What's more, the maps only would be as good as the formula that Tim or Mike Fortner or anyone else wrote. Fortner pointed out that some elements of redistricting are awfully difficult to code. How do you tell a computer to abide by the Voting Rights Act, which is a matter of judicial interpretation?
Fortner did say that a computer might be able to handle a relatively simple map, like Iowa's congressional districts. Iowa is overwhelmingly white, so it doesn't have to worry about Voting Rights Acts compliance in redistricting. It only has five congressional seats. And it has a rule that counties can't be divided. Of course, the same factors that make it an easier place for a computer to draw a map also make it an easier place for humans to draw maps. "The computer is best as a tool to guide people," Fortner told me, "and let them know how they're doing."
Just to make sure my idea was bad, I posed it to a couple of panelists discussing technology in redistricting at the National Conference of State Legislature's annual meeting in Louisville (where I am this week). Kim Brace, president of Election Data Services Inc., said there actually has been quite a lot of academic research into using computers to redraw maps -- with lousy results. "If you think legislative plans look crazy," he said, "wait until you see what a computer does."
Mark Stratton, who works on redistricting with Indiana's Legislative Services Agency, made another point: A redistricting plan only does any good if legislators are willing to vote it into law. "The computer," he said, "can't vote for the plan."
At first, that comment struck me as missing the point. Whether the maps are drawn by humans or computers, there are plenty of ways to structure the redistricting process so that lawmakers have no choice but to accept proposals that abide by objective criteria. Fortner's constitutional amendment would have done just that in Illinois.
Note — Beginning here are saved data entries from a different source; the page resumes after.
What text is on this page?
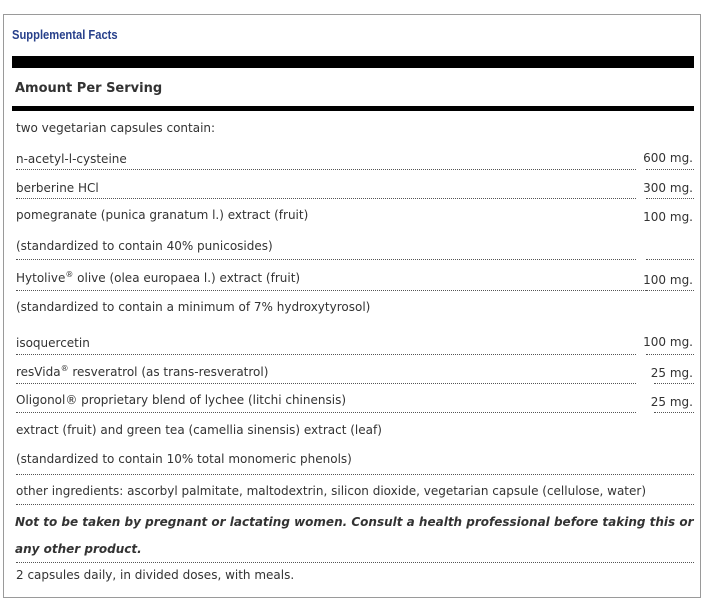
Supplemental Facts
Amount Per Serving
two vegetarian capsules contain:
n-acetyl-l-cysteine	600 mg.
berberine HCl	300 mg.
pomegranate (punica granatum l.) extract (fruit)	100 mg.
(standardized to contain 40% punicosides)
Hytolive® olive (olea europaea l.) extract (fruit)	100 mg.
(standardized to contain a minimum of 7% hydroxytyrosol)
isoquercetin	100 mg.
resVida® resveratrol (as trans-resveratrol)	25 mg.
Oligonol® proprietary blend of lychee (litchi chinensis)	25 mg.
extract (fruit) and green tea (camellia sinensis) extract (leaf)
(standardized to contain 10% total monomeric phenols)
other ingredients: ascorbyl palmitate, maltodextrin, silicon dioxide, vegetarian capsule (cellulose, water)
Not to be taken by pregnant or lactating women. Consult a health professional before taking this or any other product.
2 capsules daily, in divided doses, with meals.
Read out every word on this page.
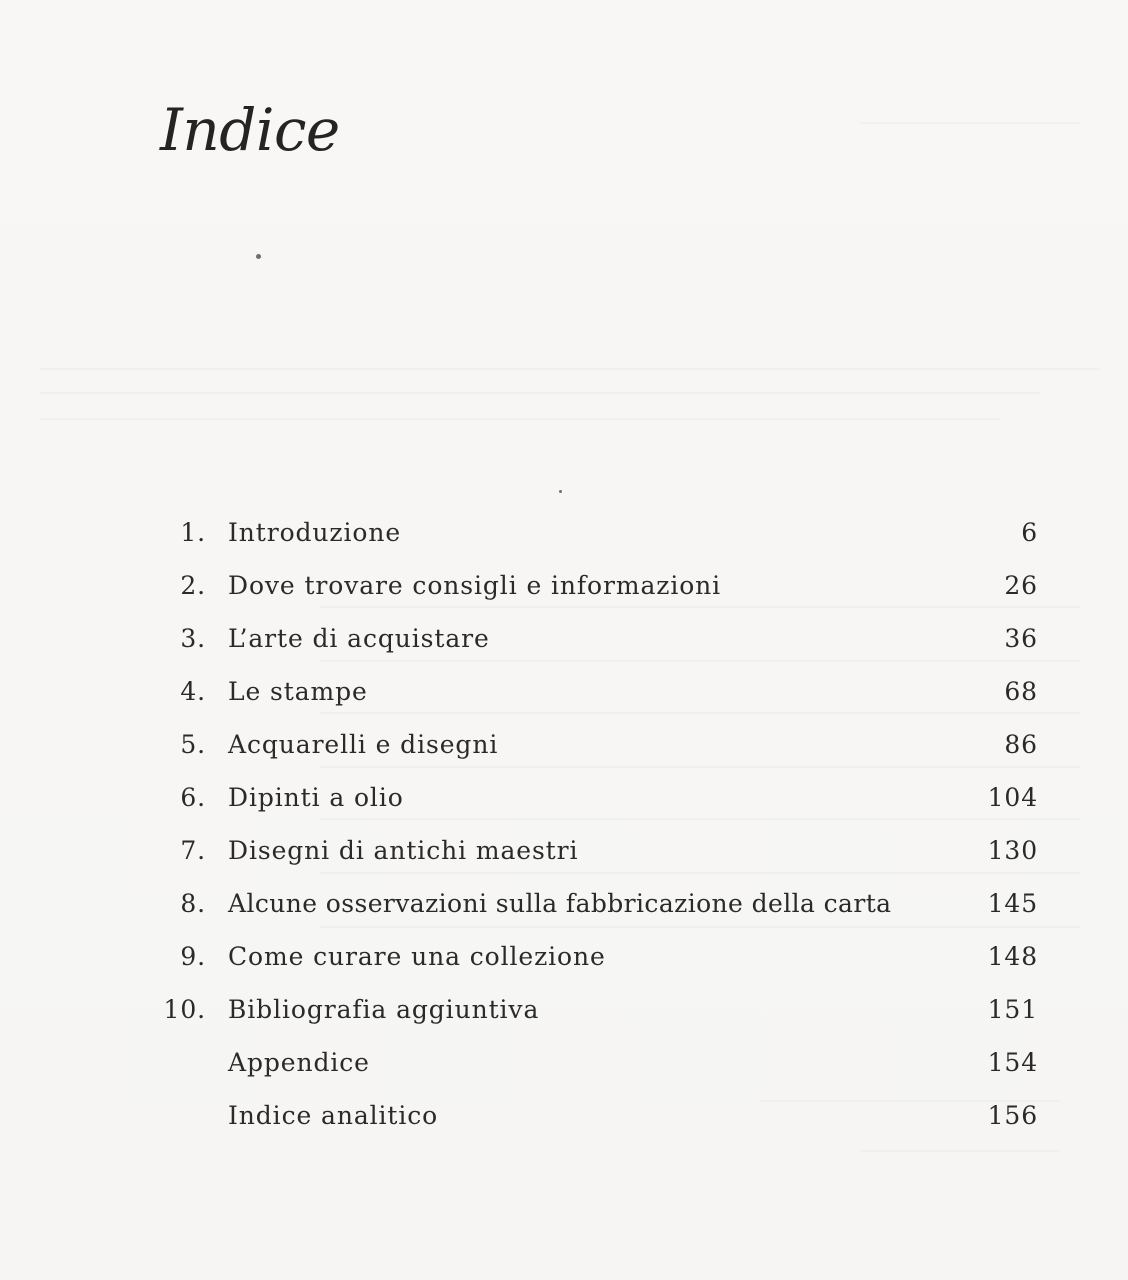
Indice
1. Introduzione	6
2. Dove trovare consigli e informazioni	26
3. L’arte di acquistare	36
4. Le stampe	68
5. Acquarelli e disegni	86
6. Dipinti a olio	104
7. Disegni di antichi maestri	130
8. Alcune osservazioni sulla fabbricazione della carta	145
9. Come curare una collezione	148
10. Bibliografia aggiuntiva	151
Appendice	154
Indice analitico	156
But, the more I think about it, Stratton was making the critical point. People are perfectly capable of drawing fair, reasonable congressional and legislative lines. When states end up with unfair, unreasonable lines, it isn't because no one could figure out how to draw a better map. The reason is politics.
Case in point: Fortner is in the minority party in the Illinois legislature. As a result, his constitutional amendment went nowhere.